The only problem is MIT's news office; "roughly speaking, P is a set of relatively easy problems, NP is a set of incredibly hard problems, and if they’re equal, then a large number of computer science problems that seem to be incredibly hard are actually relatively easy." (It's wrong first because P ⊆ NP and second because it doesn't tell you what's really at stake here.)
I think you could instead say "Roughly speaking, P is a set of easy-looking problems, while NP is a set of problems which can be solved the hard way, by a brute-force search. If they're equal, then every brute-force-able problem is hiding some much easier solution." You could also add a sentence like, "Most computer scientists believe that this is wrong -- that sometimes you can't really improve on a brute-force search. But nobody knows how to prove that negative, it seems to require understanding everything which computers can possibly do."

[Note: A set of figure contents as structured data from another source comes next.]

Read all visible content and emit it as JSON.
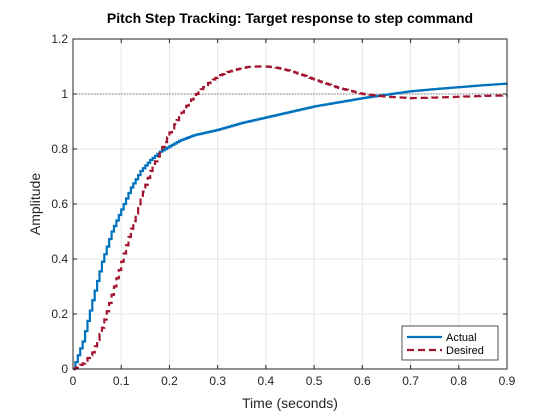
{
  "chart_data": {
    "type": "line",
    "title": "Pitch Step Tracking: Target response to step command",
    "xlabel": "Time (seconds)",
    "ylabel": "Amplitude",
    "xlim": [
      0,
      0.9
    ],
    "ylim": [
      0,
      1.2
    ],
    "xticks": [
      0,
      0.1,
      0.2,
      0.3,
      0.4,
      0.5,
      0.6,
      0.7,
      0.8,
      0.9
    ],
    "xtick_labels": [
      "0",
      "0.1",
      "0.2",
      "0.3",
      "0.4",
      "0.5",
      "0.6",
      "0.7",
      "0.8",
      "0.9"
    ],
    "yticks": [
      0,
      0.2,
      0.4,
      0.6,
      0.8,
      1,
      1.2
    ],
    "ytick_labels": [
      "0",
      "0.2",
      "0.4",
      "0.6",
      "0.8",
      "1",
      "1.2"
    ],
    "grid": true,
    "legend_position": "bottom-right",
    "reference_line": {
      "y": 1,
      "color": "#555555",
      "style": "dotted"
    },
    "series": [
      {
        "name": "Actual",
        "color": "#0072BD",
        "style": "solid-stairs",
        "x": [
          0,
          0.02,
          0.04,
          0.06,
          0.08,
          0.1,
          0.12,
          0.14,
          0.16,
          0.18,
          0.2,
          0.22,
          0.25,
          0.3,
          0.35,
          0.4,
          0.45,
          0.5,
          0.55,
          0.6,
          0.65,
          0.7,
          0.75,
          0.8,
          0.85,
          0.9
        ],
        "values": [
          0,
          0.1,
          0.25,
          0.39,
          0.5,
          0.58,
          0.66,
          0.72,
          0.76,
          0.79,
          0.81,
          0.83,
          0.85,
          0.87,
          0.895,
          0.915,
          0.935,
          0.955,
          0.97,
          0.985,
          0.998,
          1.01,
          1.018,
          1.025,
          1.032,
          1.038
        ]
      },
      {
        "name": "Desired",
        "color": "#A2142F",
        "style": "dashed-stairs",
        "x": [
          0,
          0.02,
          0.04,
          0.06,
          0.08,
          0.1,
          0.12,
          0.14,
          0.16,
          0.18,
          0.2,
          0.22,
          0.24,
          0.26,
          0.28,
          0.3,
          0.32,
          0.34,
          0.36,
          0.38,
          0.4,
          0.42,
          0.44,
          0.46,
          0.48,
          0.5,
          0.55,
          0.6,
          0.65,
          0.7,
          0.75,
          0.8,
          0.85,
          0.9
        ],
        "values": [
          0,
          0.02,
          0.06,
          0.15,
          0.27,
          0.39,
          0.51,
          0.62,
          0.72,
          0.79,
          0.86,
          0.92,
          0.97,
          1.01,
          1.04,
          1.065,
          1.08,
          1.09,
          1.098,
          1.1,
          1.1,
          1.096,
          1.088,
          1.078,
          1.066,
          1.052,
          1.022,
          1.0,
          0.99,
          0.985,
          0.987,
          0.99,
          0.993,
          0.995
        ]
      }
    ]
  }
}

In one paragraph you can explain the gist of P = NP, I think, to a lay audience. I guess many of them might not know what a brute-force solution is, but you might replace it above with "trying all the combinations" or so. (Hat tip to Scott Aaronson for an essential element of this explanation.)
Do we really have to be vastly overestimating this stuff? What happens if we use the phrase 'brute-force search' and people go look up what it means? Seems like a net-positive to me.
If we reduce everything for the lowest common denominator, then pretty soon nobody has any reason to raise themselves above that.
This is just wrong. Roughly speaking, P is the set of problems that are easy to solve. NP is the set of problems for which it is easy to verify that a solution is correct. There are problems which can be solved by brute force but which are not in NP.
No. The traveling salesman decision problem (is there a circuit of length m) is NP complete. The traveling salesman problem (what is the shortest circuit) is harder. This has been discussed on HN before.
All NP problems are decision problems. When you say "x is in NP", you're implicitly referring to the decision problem. NP-hard does not mean "harder than NP", although that is its colloquial interpretation.
I agree, this article is really well written, and a lot of their content seems to be very high quality.
However, a word of caution - major funding for this magazine is provided by the Templeton Foundation, which is a right of center religious group. This magazine is very new, so it's hard to say what influence this has on their content, but it seems like a good thing to be cognizant of. After all, trust but verify.